To date: over 830 forest protectors have been arrested, withstanding 105 days of police enforcement to remove them, which would allow the logging corporation Teal Jones to “harvest" the trees.
Yet, with the leadership of indigenous elder Bill Jones, along with indigenous youth and unsettled settlers of all ages, they have resisted the violent attempts to remove them.
They are actively seeking support of all kinds. Visit laststandforforests.com to connect and get involved.
This is the story is happening all over the world. As the biosphere continues to unravel, late-stage capitalism would rather liquidate the remaining ecosystems (and crush anyone in the way) rather than alter this suicidal course.
Mainstream appeals to “common sense” and balancing “jobs” are completely out of touch with the reality of the climate emergency. Yet rather than dehumanizing others with various labels, I see this crisis as borne from a battle between two kinds of consciousness.
On the one hand, if you believe that Nature is fundamentally a resource and that trees are commodities to be harvested and sold, and like any commodity, a tree is interchangeable with any other tree - this is frame of the In-Animist...aka the Colonized. This is why talk about jobs and resource sustainability seem obvious and why these "protestors” just don't get it.
And yet, if you believe that Nature is fundamentally alive, that all beings are our relations and humans are simple part of that grander web of life, and that every tree (especially the ancient forests) are unique and deeply consequential, this is the frame of the Animist, and you understand why we must rise up against the ongoing destruction wrought by Empire.
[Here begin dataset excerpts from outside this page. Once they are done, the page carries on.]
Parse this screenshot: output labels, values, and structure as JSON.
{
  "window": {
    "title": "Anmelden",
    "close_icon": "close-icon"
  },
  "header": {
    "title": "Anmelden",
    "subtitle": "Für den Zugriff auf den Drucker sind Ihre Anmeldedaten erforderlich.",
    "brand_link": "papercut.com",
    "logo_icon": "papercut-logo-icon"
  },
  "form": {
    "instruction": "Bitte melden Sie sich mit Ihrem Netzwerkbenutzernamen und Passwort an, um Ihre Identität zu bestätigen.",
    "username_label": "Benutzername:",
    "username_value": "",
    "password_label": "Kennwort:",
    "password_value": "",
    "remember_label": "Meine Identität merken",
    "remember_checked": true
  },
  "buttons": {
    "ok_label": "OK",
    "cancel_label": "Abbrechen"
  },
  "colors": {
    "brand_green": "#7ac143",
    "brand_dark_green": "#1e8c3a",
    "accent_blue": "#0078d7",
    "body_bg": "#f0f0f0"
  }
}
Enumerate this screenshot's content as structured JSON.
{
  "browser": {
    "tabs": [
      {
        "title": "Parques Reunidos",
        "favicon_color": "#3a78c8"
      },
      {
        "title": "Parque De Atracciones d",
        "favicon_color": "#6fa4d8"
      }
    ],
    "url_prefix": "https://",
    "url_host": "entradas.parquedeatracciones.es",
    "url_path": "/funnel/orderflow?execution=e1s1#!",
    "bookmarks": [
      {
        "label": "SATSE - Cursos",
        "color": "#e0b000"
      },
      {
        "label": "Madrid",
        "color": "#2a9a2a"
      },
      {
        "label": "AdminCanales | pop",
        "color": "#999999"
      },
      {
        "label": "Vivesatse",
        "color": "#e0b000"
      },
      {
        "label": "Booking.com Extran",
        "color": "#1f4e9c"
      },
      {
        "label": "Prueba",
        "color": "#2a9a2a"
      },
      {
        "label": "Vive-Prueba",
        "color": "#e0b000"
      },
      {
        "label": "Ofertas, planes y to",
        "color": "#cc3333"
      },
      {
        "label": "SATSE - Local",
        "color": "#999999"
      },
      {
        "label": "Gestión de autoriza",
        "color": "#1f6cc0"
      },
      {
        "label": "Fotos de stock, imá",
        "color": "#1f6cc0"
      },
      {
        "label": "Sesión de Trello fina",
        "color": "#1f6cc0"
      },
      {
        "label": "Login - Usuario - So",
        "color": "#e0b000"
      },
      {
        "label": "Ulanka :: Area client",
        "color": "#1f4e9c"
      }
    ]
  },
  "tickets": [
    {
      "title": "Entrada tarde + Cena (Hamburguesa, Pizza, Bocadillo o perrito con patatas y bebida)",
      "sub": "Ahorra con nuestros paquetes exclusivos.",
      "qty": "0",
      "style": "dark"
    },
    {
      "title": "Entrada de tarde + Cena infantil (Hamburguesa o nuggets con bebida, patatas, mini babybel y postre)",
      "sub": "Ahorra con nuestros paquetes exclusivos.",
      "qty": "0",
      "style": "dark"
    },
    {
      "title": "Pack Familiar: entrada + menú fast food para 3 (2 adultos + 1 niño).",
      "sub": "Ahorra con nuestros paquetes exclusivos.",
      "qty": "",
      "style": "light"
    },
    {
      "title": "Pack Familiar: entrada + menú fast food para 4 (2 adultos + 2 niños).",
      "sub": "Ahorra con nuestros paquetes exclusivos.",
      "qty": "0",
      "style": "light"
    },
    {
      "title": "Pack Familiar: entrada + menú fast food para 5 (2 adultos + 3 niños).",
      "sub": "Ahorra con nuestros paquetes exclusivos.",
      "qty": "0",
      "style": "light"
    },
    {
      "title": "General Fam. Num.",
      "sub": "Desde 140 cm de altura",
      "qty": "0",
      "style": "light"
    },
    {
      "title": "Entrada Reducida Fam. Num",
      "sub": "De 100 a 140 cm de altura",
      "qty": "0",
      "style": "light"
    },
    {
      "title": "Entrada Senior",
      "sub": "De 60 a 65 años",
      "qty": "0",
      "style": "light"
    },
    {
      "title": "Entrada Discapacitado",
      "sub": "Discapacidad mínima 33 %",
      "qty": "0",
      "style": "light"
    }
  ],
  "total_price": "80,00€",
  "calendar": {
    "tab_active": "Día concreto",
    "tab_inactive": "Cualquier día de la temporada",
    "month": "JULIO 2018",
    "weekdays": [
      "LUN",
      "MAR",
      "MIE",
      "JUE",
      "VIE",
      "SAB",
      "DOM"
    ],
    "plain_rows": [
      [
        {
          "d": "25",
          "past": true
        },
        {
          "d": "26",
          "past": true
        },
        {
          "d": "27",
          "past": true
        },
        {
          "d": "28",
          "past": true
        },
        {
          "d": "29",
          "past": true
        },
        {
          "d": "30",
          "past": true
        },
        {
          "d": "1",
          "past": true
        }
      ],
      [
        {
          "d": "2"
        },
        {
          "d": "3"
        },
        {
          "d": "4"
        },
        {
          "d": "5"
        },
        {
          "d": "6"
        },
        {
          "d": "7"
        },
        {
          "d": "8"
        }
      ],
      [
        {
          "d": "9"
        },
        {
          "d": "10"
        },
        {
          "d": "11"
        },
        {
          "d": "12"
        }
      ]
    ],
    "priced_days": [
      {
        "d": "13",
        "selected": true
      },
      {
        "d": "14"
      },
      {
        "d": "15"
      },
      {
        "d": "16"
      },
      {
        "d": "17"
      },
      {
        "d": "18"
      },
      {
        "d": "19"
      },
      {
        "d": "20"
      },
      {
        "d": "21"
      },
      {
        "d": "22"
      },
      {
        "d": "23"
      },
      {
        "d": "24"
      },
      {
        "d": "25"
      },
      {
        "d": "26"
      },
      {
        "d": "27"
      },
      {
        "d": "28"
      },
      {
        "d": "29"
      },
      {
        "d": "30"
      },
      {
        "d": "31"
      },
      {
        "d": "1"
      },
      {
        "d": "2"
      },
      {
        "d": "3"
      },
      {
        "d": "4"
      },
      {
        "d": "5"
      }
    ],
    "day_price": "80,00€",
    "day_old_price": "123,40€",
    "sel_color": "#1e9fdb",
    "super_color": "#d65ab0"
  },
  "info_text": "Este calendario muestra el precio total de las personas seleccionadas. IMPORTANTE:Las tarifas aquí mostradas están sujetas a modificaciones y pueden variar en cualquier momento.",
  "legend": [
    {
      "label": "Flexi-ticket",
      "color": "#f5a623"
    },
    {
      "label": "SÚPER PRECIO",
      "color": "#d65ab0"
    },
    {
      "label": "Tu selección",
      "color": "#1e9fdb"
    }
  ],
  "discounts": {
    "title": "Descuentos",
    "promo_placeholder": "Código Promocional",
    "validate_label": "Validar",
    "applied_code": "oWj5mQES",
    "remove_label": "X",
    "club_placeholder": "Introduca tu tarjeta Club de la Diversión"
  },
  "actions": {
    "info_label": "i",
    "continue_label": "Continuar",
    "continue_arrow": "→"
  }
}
To the Colonized mind, it won't make sense why these trees matter. As Bill Plotkin shared in my recent podcast interview with him, there is a necessary ‘eco-awakening’ that modern people must undergo. Otherwise, this relational understanding has nowhere to land in their soul...though they may experience it as a dull existential ache that longs to be part of life but doesn't know how.
Children raised in intact indigenous cultures generally have no need for such an awakening, as they were never conditioned out of this fundamental recognition that young children understand naturally.
And so, flash points like Fairy Creek are vital to crack through amnesia and connect with the collective cry of all beings and the generations to come.